Повар Тимброн оказался вполне достоин своей славы знаменитого кулинара. Жареные зайцы, гусиные печенки и сами гуси, откормленные винными ягодами, разнообразные дикие птицы, оленина, головы и внутренности свиней в котелках, являвшихся одним из любимейших блюд римлян, и наконец, огромный кабан из Лукании, начиненный разными колбасами. И заодно каплун, фаршированный рыбой, и жирные дрозды в павлиньих яйцах. К ним подавались разнообразные соусы и приправы от самых нежных на вкус до обжигающе острых. Все это заставляло пирующих не раз отдавать дань удивительному искусству повара. В винах также не было недостатка. В промежутках между блюдами гостей обносили чашами с самыми лучшими винами, которые только производились или завозились в Италию в ту эпоху.

Под действием хмельного вина быстро развязались языки.

— Я провозглашаю Тимброна величайшим гением, — вскричал Альбуцио, — и клянусь, что с сегодняшнего дня не оставлю учения божественного Эпикура, в честь которого был дан этот восхитительный ужин.

— Я хотя и простой крестьянин, — скромно заметил Помпедий Силон, — и не особенно уважаю философские премудрости, но не могу не признать, что учение Эпикура весьма недурно и я готов стать его последователем.

— Наш медвежонок из Марсия начинает входить во вкус римского меда, забывая, однако, о ядовитых пчелиных жалах, — сказал Сцевола.

— Нет, в сотах Эпикура пчелы не жалят, — меланхолично заметил Альбуцио.

— Не слишком-то рассчитывайте на прочность наслаждений, — сказал старый Анций, — они ослабляют души и лишают человека способности переносить житейские невзгоды. Ученье Эпикура прекрасно в мирное время, когда человек может свободно развивать свои наклонности в соответствии с законами природы, но совершенно непригодно в эпоху разгара страстей и военной борьбы. Да, дети мои, старость моя, быть может, спасет меня и я буду избавлен от необходимости наблюдать за развитием жестокой и кровопролитной войны, но вам скоро придется проститься с прелестями жизни, забыть об учении Эпикура, о любви и сладострастии, снять тоги и облачиться в воинские доспехи.
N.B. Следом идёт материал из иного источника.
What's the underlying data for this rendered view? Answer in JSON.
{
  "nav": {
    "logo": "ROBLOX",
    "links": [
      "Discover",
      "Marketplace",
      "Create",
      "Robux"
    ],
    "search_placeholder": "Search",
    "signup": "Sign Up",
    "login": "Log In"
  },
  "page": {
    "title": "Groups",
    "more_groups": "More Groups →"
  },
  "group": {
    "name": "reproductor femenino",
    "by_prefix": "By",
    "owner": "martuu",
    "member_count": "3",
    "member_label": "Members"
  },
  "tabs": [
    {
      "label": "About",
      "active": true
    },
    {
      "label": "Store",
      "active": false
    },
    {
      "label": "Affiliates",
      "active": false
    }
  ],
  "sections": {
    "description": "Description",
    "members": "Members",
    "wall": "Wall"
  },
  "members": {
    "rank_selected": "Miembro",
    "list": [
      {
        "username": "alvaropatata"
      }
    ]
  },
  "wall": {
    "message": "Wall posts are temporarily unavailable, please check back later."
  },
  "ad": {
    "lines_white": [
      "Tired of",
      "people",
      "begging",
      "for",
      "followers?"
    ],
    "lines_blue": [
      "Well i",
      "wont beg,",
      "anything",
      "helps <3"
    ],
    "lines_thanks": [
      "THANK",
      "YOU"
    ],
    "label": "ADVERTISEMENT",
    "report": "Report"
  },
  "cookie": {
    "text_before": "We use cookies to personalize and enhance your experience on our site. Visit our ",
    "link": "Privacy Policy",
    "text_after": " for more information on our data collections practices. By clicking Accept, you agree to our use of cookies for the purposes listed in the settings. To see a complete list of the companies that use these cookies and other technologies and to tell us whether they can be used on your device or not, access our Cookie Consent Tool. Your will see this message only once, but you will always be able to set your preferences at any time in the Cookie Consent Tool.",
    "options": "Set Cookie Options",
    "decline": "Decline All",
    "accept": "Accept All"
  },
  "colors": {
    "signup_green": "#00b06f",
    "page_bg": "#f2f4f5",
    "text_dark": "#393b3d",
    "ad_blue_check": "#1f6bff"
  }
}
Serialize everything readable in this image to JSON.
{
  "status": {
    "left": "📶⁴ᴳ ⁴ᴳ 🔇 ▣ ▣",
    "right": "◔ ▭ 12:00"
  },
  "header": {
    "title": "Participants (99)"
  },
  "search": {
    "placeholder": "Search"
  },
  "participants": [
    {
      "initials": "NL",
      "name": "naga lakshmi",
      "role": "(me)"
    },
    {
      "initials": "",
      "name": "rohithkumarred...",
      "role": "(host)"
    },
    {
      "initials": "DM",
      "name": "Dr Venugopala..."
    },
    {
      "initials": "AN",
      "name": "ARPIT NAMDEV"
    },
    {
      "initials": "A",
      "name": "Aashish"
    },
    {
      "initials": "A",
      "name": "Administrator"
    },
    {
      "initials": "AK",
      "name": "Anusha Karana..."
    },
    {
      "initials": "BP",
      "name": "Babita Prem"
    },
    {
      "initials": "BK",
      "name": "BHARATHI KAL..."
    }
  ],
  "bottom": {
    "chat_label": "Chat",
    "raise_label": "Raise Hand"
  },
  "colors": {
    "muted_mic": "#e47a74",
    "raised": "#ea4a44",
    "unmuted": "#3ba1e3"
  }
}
— Вот почему я предпочитаю стоиков,[58] а не Эпикура, — сказал Сцевола, — чтобы бороться, нужно иметь мышцы атлета, и ничто так не мешает преодолевать невзгоды, как страсть к наслаждениям.

— Простите, друзья мои, — заметил Тито Вецио, — но мне кажется, вы неправильно понимаете учение Эпикура. Разве этот философ не учил нас приспосабливать свои действия к требованиям обстоятельств? Мудрость нуждается в справедливости. Сердце наше надо подчинять требованиям рассудка, чтобы он управлял радостями и горем, чтобы ум был постоянным и спокойным властелином, тогда значительно увеличатся наши доблести и уменьшится горе. Чему учат стоики? Терпеливо переносить лишения, постоянно умерять свои желания — значит они предлагают качества, составляющие добродетель одних ослов. Старательно воздерживаться от страстей, ослаблять сильнейшие пружины души, значит отнимать у человека важнейшую и лучшую часть его способностей и дарований, которыми природа наградила его конечно же не для того, чтобы он их ослабил или подавил, а для того, чтобы ими пользовался. Стоическая система способна воспитывать людей, пригодных только к наивному бездействию и упрямому апатичному постоянству. Философия же Эпикура требует постоянного прогресса и зовет на великие дела.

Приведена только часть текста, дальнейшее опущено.